With a gain of more than 70% from its November lows, the Hong Kong market has now almost returned to early 2007 levels and investor risk appetite is normalising, albeit at a slow pace, Schroder Investment Management notes in a recent report. From here on, the fund house advises investors to proceed with caution.

"The very conservative positioning has left many investors behind, and a more recent scramble to catch-up has provided further fuel to the equity rally," Schroders says. "However, with the continued uncertainty about the outlook for the global economy in the next few quarters, we would be more cautious about near-term prospects."

Hong Kong share prices are now much closer to Schroders' bottom-up fair valuations, with fewer discounted valuations on offer than two months ago (2009 P/E ratio now at 17 times, versus 16 times in 2008, in line with long-range average), and domestic blue-chip stocks are back within 15% of pre-bubble levels. However, in terms of price-to-book ratios, the market is at 1.4 times which is still a 20% discount to the long-range average.
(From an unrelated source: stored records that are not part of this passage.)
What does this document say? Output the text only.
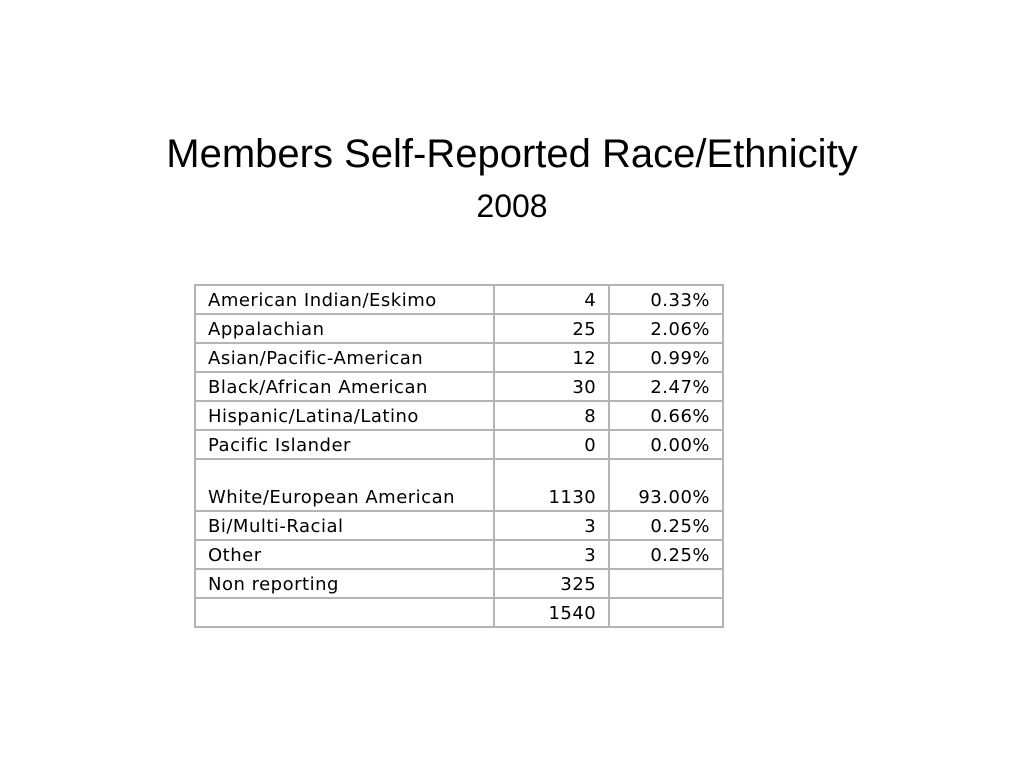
Members Self-Reported Race/Ethnicity
2008
American Indian/Eskimo	4	0.33%
Appalachian	25	2.06%
Asian/Pacific-American	12	0.99%
Black/African American	30	2.47%
Hispanic/Latina/Latino	8	0.66%
Pacific Islander	0	0.00%
White/European American	1130	93.00%
Bi/Multi-Racial	3	0.25%
Other	3	0.25%
Non reporting	325	
	1540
Schroders notes that Hong Kong's property market reacted quickly to rising equity markets, with the gloom of late 2008 being replaced by optimism. Recent evidence shows a pick-up in secondary transaction volume and prices, and affordability is good with very low interest rates and more Hong Kong Interbank Offer Rate (Hibor)-linked mortgages. Prices may recoup the fall in 2008, the fund house says, but rising unemployment and uncertainty over the economic outlook represent potential headwinds on the upside.

Office rents are also beginning to show some signs of easing on the back of weaker demand, after rising 15% in the first half of 2008. Schroders continues to believe that the downside in this cycle will be more muted than in past episodes. Vacancy rates in Central grade-A offices are still very low at less than 5%, and new supply has been negligible for many years with no disruptive pricing evident.

In terms of Hong Kong property and conglomerate plays, Schroders sees them approaching fair value, with developers and investors moving up sharply from depressed valuations, and discounts to net asset values (NAV) close to their long-range averages. The fund house continues to favour local asset plays, particularly those with strong balance sheets and sound management teams, given the ultra-low interest rate environment and the lack of supply in Hong Kong.

Recent portfolio moves at Schroders have been to take profit and recycle cash into more defensive stocks, having been fully invested in the market lows.

Schroders remains overweight on property, select financials, industrials and conglomerates, consumer goods and services, and energy. The fund house is underweight select financials, technology, telecoms, and utilities.